As more and more factory jobs have fallen in the Greater Flint area, from a high in 1978 of 78,000 employed at various General Motors plants here, till today when there is only one plant, Chevrolet Truck Assembly Plant within city limits, and they are being pressured to reduce costs, or face a loss of work. Things are so bad that Powers Catholic High School is seeking to purchase Southwestern Academy, on 12th street and the high school isn't even closed yet, according to a front page article ran in the Wednesday, Flint Journal. A Southwestern Academy parent made a wise observation: "If they're going to buy a building, why not buy a closed one?" said Jody Bradley, who has one child at the school. Perhaps the effort by Powers is tied to a report on Southwestern which gave the school built in 1958, "a mediocre rating by a recent facilities advisory committee charged with analyzing all the Flint schools to make recommendations on potential closures."
As if that were not bad enough, now comes news from the National Alliance on Mental Illness (NAMI) that the State of Michigan received a D grade, a decline in its rating. The PRNewswire for Journalist put the rating in perspective by reporting: "Fourteen states improved their grades from 2006 and 12 states fell back including Michigan." There's really enough of this kind of news to go around because that same entity reported that D was the grade for the entire nation. Most of the data for the rating is provided by the states and 65 criteria comprise the survey. "Today, one in four Americans experience mental illness at some point in their lives. The most serious conditions affect 10 million people and twice as many Americans live with schizophrenia as HIV/AIDS. Mental illness is the greatest cause of disability in the nation. As the country faces the greatest economic crisis since the Great Depression, state budget shortfalls mean budget cuts to mental health services."

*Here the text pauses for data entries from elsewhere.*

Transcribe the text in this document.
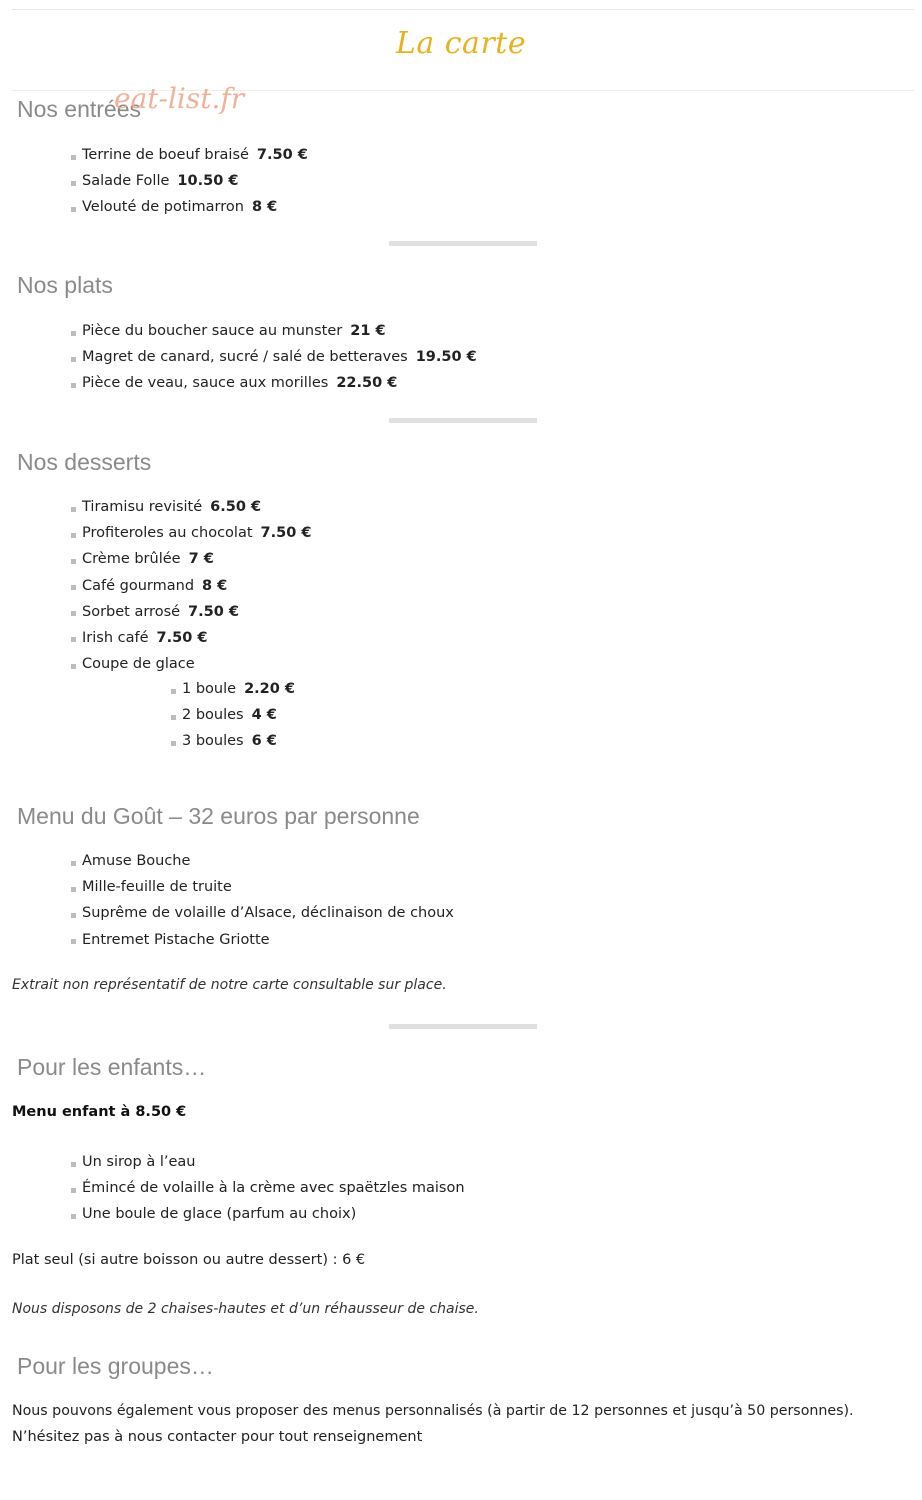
La carte
Nos entrées
eat-list.fr
Terrine de boeuf braisé 7.50 €
Salade Folle 10.50 €
Velouté de potimarron 8 €
Nos plats
Pièce du boucher sauce au munster 21 €
Magret de canard, sucré / salé de betteraves 19.50 €
Pièce de veau, sauce aux morilles 22.50 €
Nos desserts
Tiramisu revisité 6.50 €
Profiteroles au chocolat 7.50 €
Crème brûlée 7 €
Café gourmand 8 €
Sorbet arrosé 7.50 €
Irish café 7.50 €
Coupe de glace
1 boule 2.20 €
2 boules 4 €
3 boules 6 €
Menu du Goût – 32 euros par personne
Amuse Bouche
Mille-feuille de truite
Suprême de volaille d’Alsace, déclinaison de choux
Entremet Pistache Griotte

Extrait non représentatif de notre carte consultable sur place.

Pour les enfants…

Menu enfant à 8.50 €

Un sirop à l’eau
Émincé de volaille à la crème avec spaëtzles maison
Une boule de glace (parfum au choix)

Plat seul (si autre boisson ou autre dessert) : 6 €

Nous disposons de 2 chaises-hautes et d’un réhausseur de chaise.

Pour les groupes…

Nous pouvons également vous proposer des menus personnalisés (à partir de 12 personnes et jusqu’à 50 personnes).

N’hésitez pas à nous contacter pour tout renseignement
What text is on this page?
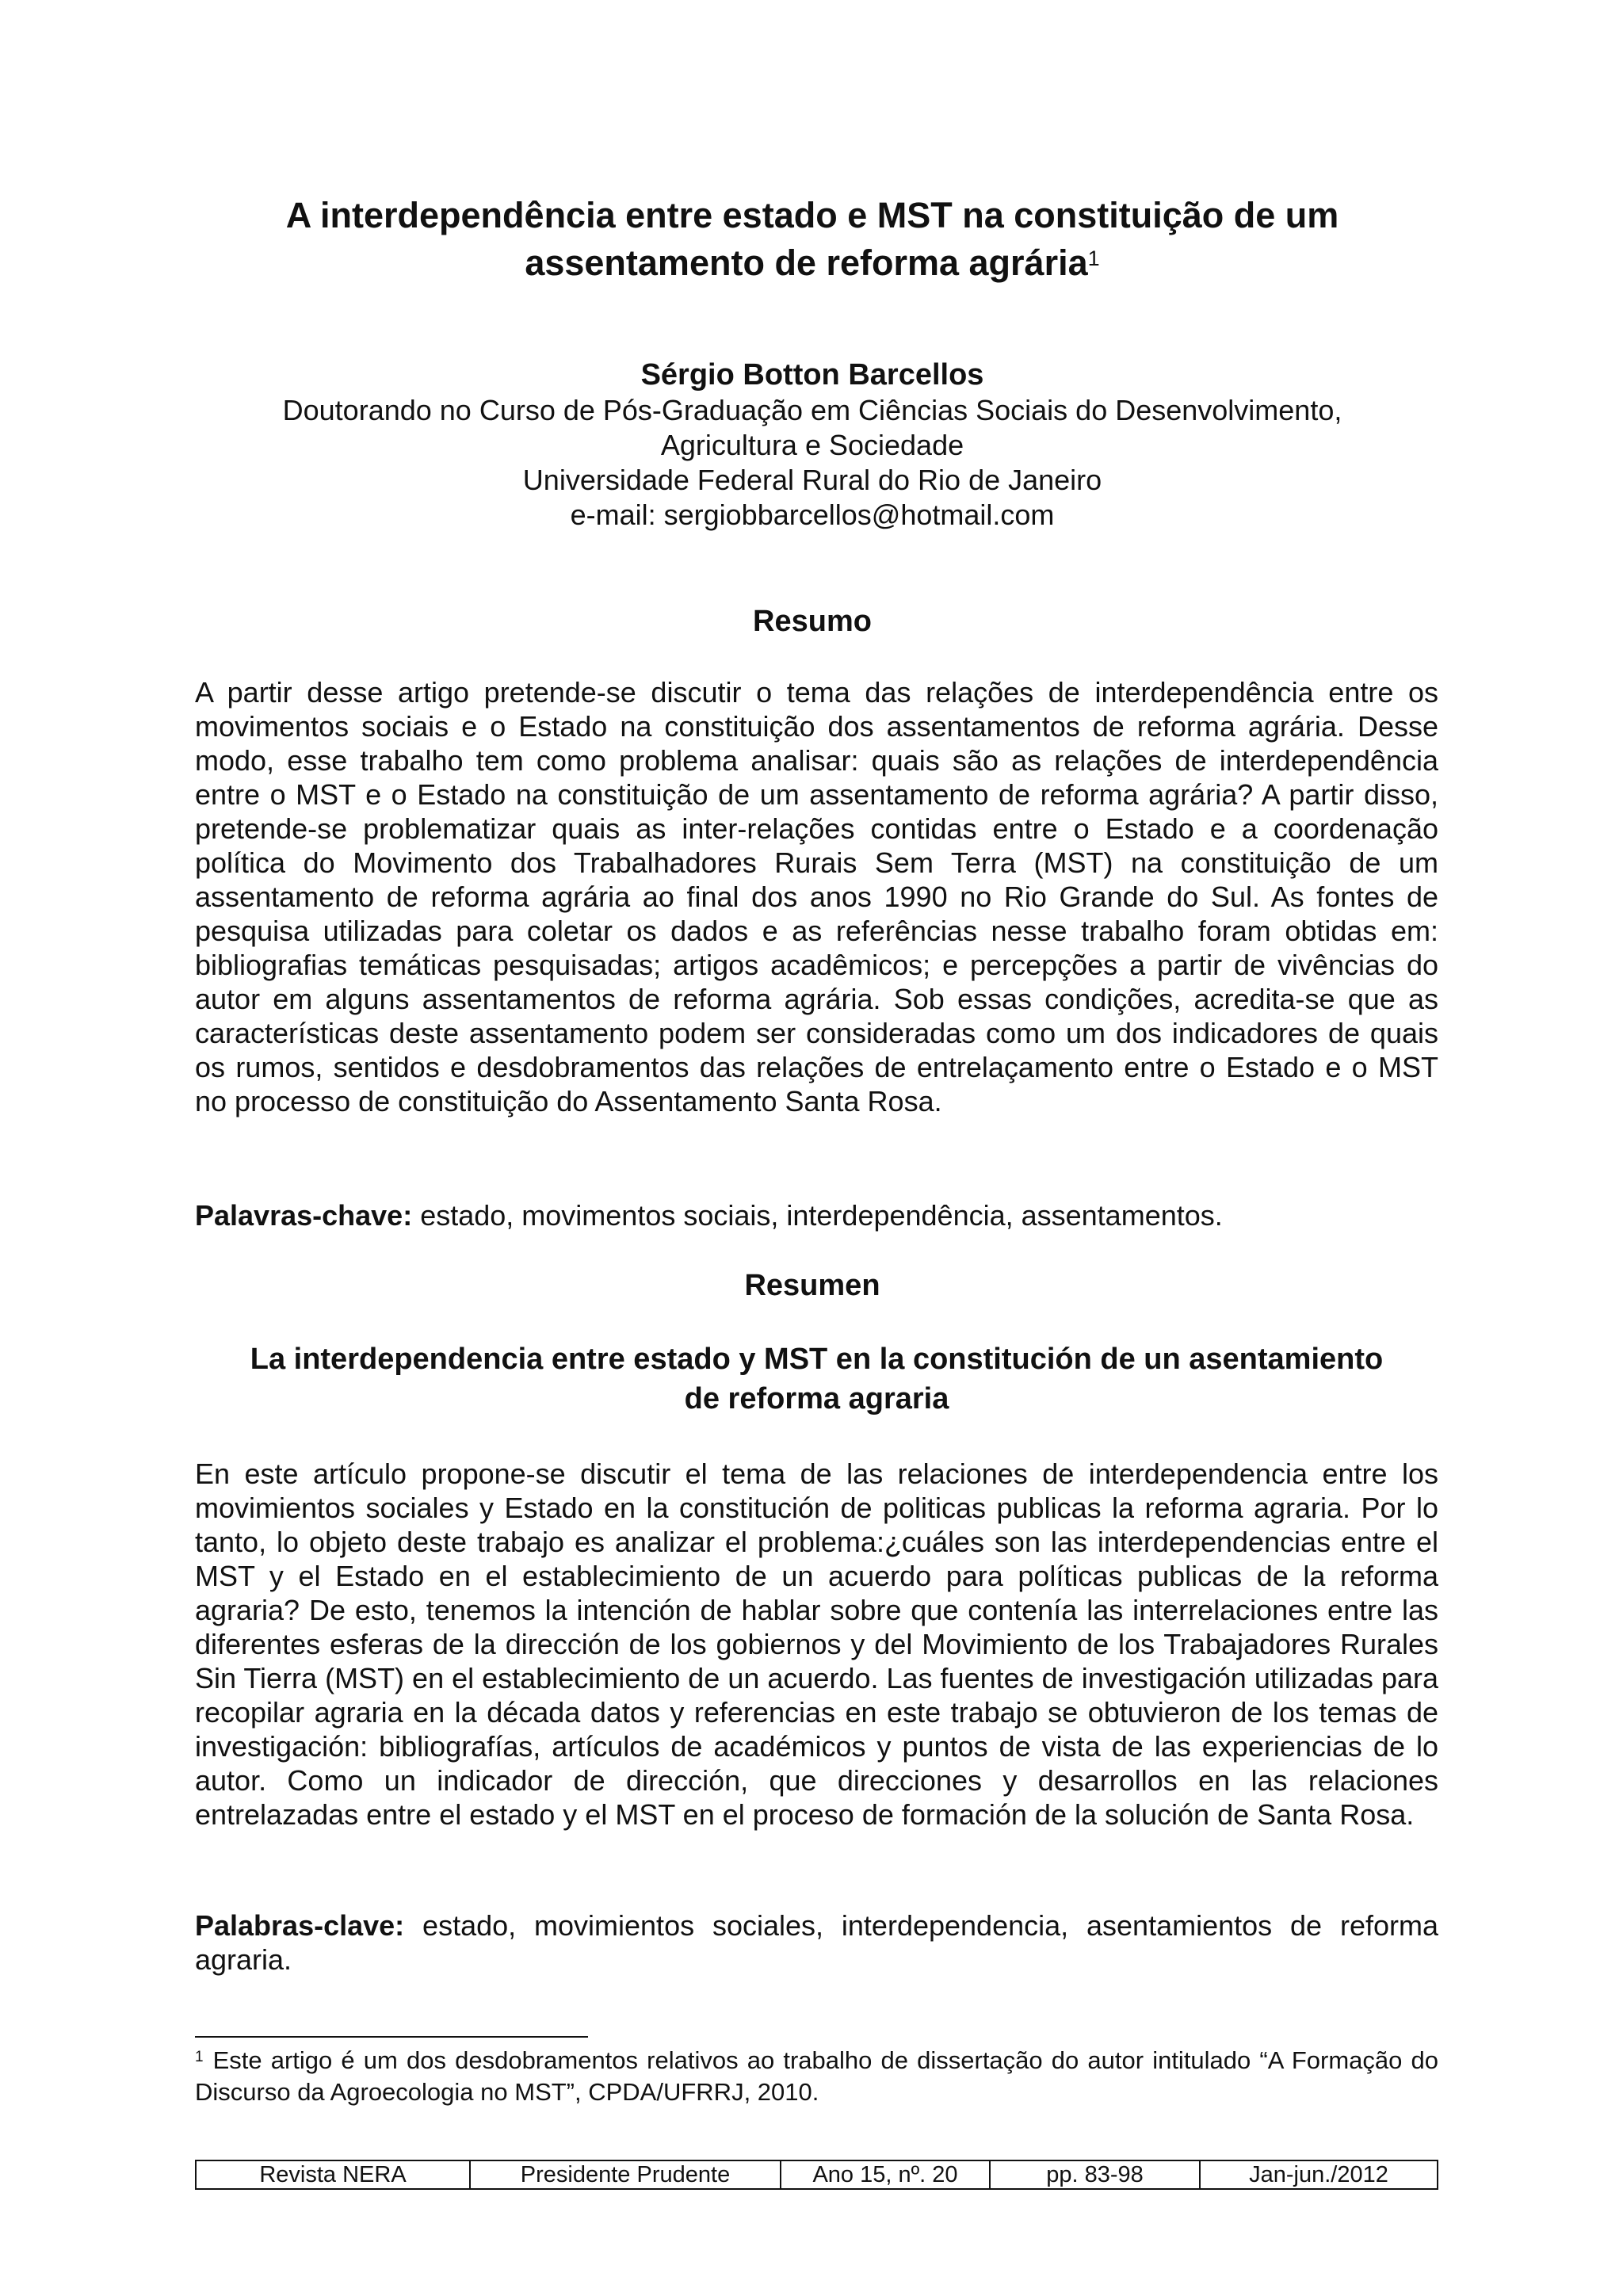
A interdependência entre estado e MST na constituição de um
assentamento de reforma agrária$^1$
Sérgio Botton Barcellos
Doutorando no Curso de Pós-Graduação em Ciências Sociais do Desenvolvimento,
Agricultura e Sociedade
Universidade Federal Rural do Rio de Janeiro
e-mail: sergiobbarcellos@hotmail.com
Resumo

A partir desse artigo pretende-se discutir o tema das relações de interdependência entre os movimentos sociais e o Estado na constituição dos assentamentos de reforma agrária. Desse modo, esse trabalho tem como problema analisar: quais são as relações de interdependência entre o MST e o Estado na constituição de um assentamento de reforma agrária? A partir disso, pretende-se problematizar quais as inter-relações contidas entre o Estado e a coordenação política do Movimento dos Trabalhadores Rurais Sem Terra (MST) na constituição de um assentamento de reforma agrária ao final dos anos 1990 no Rio Grande do Sul. As fontes de pesquisa utilizadas para coletar os dados e as referências nesse trabalho foram obtidas em: bibliografias temáticas pesquisadas; artigos acadêmicos; e percepções a partir de vivências do autor em alguns assentamentos de reforma agrária. Sob essas condições, acredita-se que as características deste assentamento podem ser consideradas como um dos indicadores de quais os rumos, sentidos e desdobramentos das relações de entrelaçamento entre o Estado e o MST no processo de constituição do Assentamento Santa Rosa.

Palavras-chave: estado, movimentos sociais, interdependência, assentamentos.

Resumen
La interdependencia entre estado y MST en la constitución de un asentamiento
de reforma agraria

En este artículo propone-se discutir el tema de las relaciones de interdependencia entre los movimientos sociales y Estado en la constitución de politicas publicas la reforma agraria. Por lo tanto, lo objeto deste trabajo es analizar el problema:¿cuáles son las interdependencias entre el MST y el Estado en el establecimiento de un acuerdo para políticas publicas de la reforma agraria? De esto, tenemos la intención de hablar sobre que contenía las interrelaciones entre las diferentes esferas de la dirección de los gobiernos y del Movimiento de los Trabajadores Rurales Sin Tierra (MST) en el establecimiento de un acuerdo. Las fuentes de investigación utilizadas para recopilar agraria en la década datos y referencias en este trabajo se obtuvieron de los temas de investigación: bibliografías, artículos de académicos y puntos de vista de las experiencias de lo autor. Como un indicador de dirección, que direcciones y desarrollos en las relaciones entrelazadas entre el estado y el MST en el proceso de formación de la solución de Santa Rosa.

Palabras-clave: estado, movimientos sociales, interdependencia, asentamientos de reforma agraria.

$^1$ Este artigo é um dos desdobramentos relativos ao trabalho de dissertação do autor intitulado “A Formação do Discurso da Agroecologia no MST”, CPDA/UFRRJ, 2010.

Revista NERA	Presidente Prudente	Ano 15, nº. 20	pp. 83-98	Jan-jun./2012
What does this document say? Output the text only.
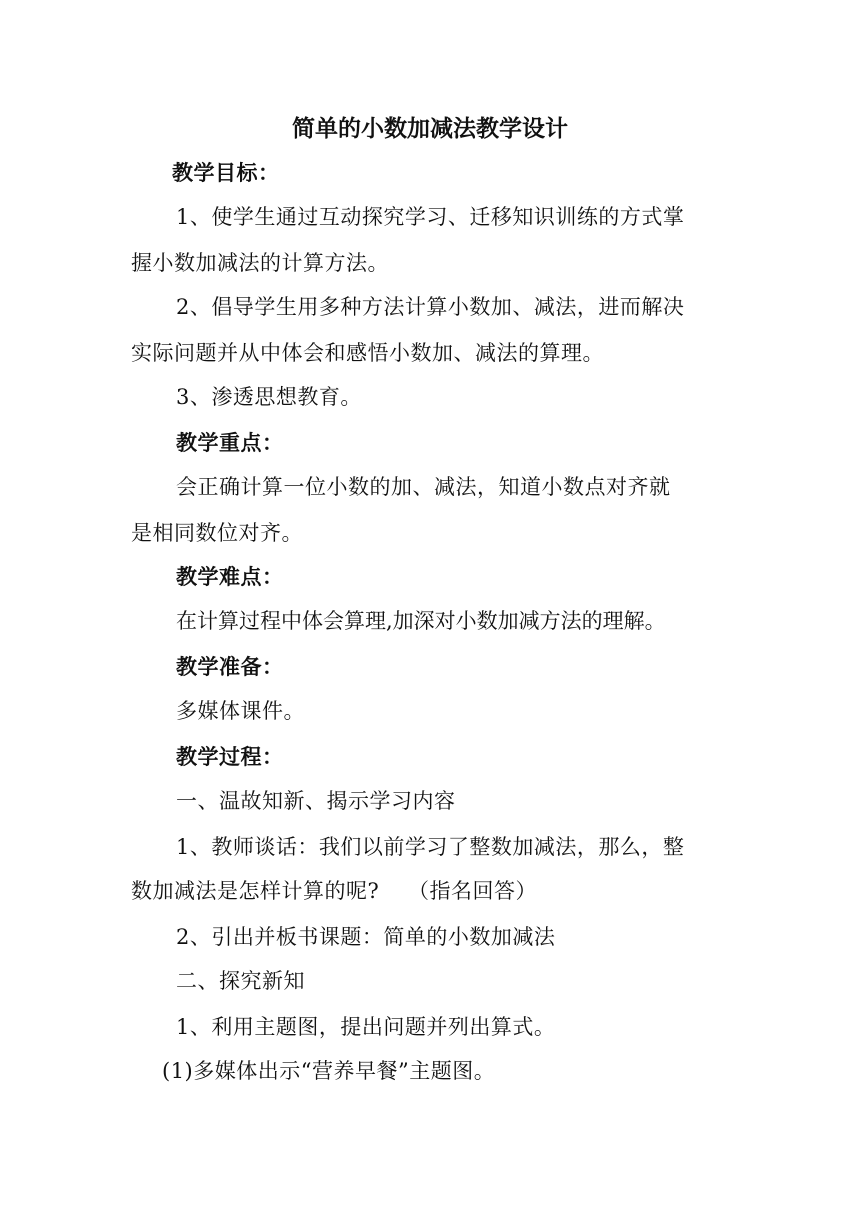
简单的小数加减法教学设计
教学目标：
1、使学生通过互动探究学习、迁移知识训练的方式掌
握小数加减法的计算方法。
2、倡导学生用多种方法计算小数加、减法，进而解决
实际问题并从中体会和感悟小数加、减法的算理。
3、渗透思想教育。
教学重点：
会正确计算一位小数的加、减法，知道小数点对齐就
是相同数位对齐。
教学难点：
在计算过程中体会算理,加深对小数加减方法的理解。
教学准备：
多媒体课件。
教学过程：
一、温故知新、揭示学习内容
1、教师谈话：我们以前学习了整数加减法，那么，整
数加减法是怎样计算的呢?    （指名回答）
2、引出并板书课题：简单的小数加减法
二、探究新知
1、利用主题图，提出问题并列出算式。
(1)多媒体出示“营养早餐”主题图。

Technology appears to represent hope for the future. Flint is working with various agencies and the nation of Sweden to produce a biogas operation out of its Flint Township wastewater treatment facility, energy would be derived from animal and or human waste. The Swedish Ambassador is Mike Woods who is from the "Vehicle City" which is another name for Flint. His support and the efforts of Kettering University, Governor Jennifer Grandholm of Michigan, and the firm, Swedish Biogas International, and His Majesty, Carl XVI Gustav, King of Sweden are in the process of starting the first Center of Energy Excellence project here. The COEE is to provide funding to the amount of $4 million for the project. This is to be a launch of a waste-to-energy/bio-methane project and what makes it special is the fact that the program will not contribute to the global Green House Effect which is affecting gas emissions. Additionally, where corn and other crops are used a debate over famine is being debated. In Sweden, biogas producers are operating a fleet of city buses. "Sweden has led the world in biogas use for buses and other vehicles since 1996." (http://www.isis.org.uk) "Strong government support is important, it includes 30 percent investment support, zero tax, reduced income tax for company car users, and no congestion fees in the capital city of Stockholm," the report concluded. Journalist William Crockerham reported on Examiner.com under the title of "The Vehicle City now is University City" that a supporter of this project, The Mott Foundation, which was founded by Philanthropist Charles Stewart Mott, who moved to Flint in1906 was very interested in supporting projects which either sought equality and environmental responsibility and that this biogas project was exactly the kind of program he would have through his considerable influence and philanthropy behind.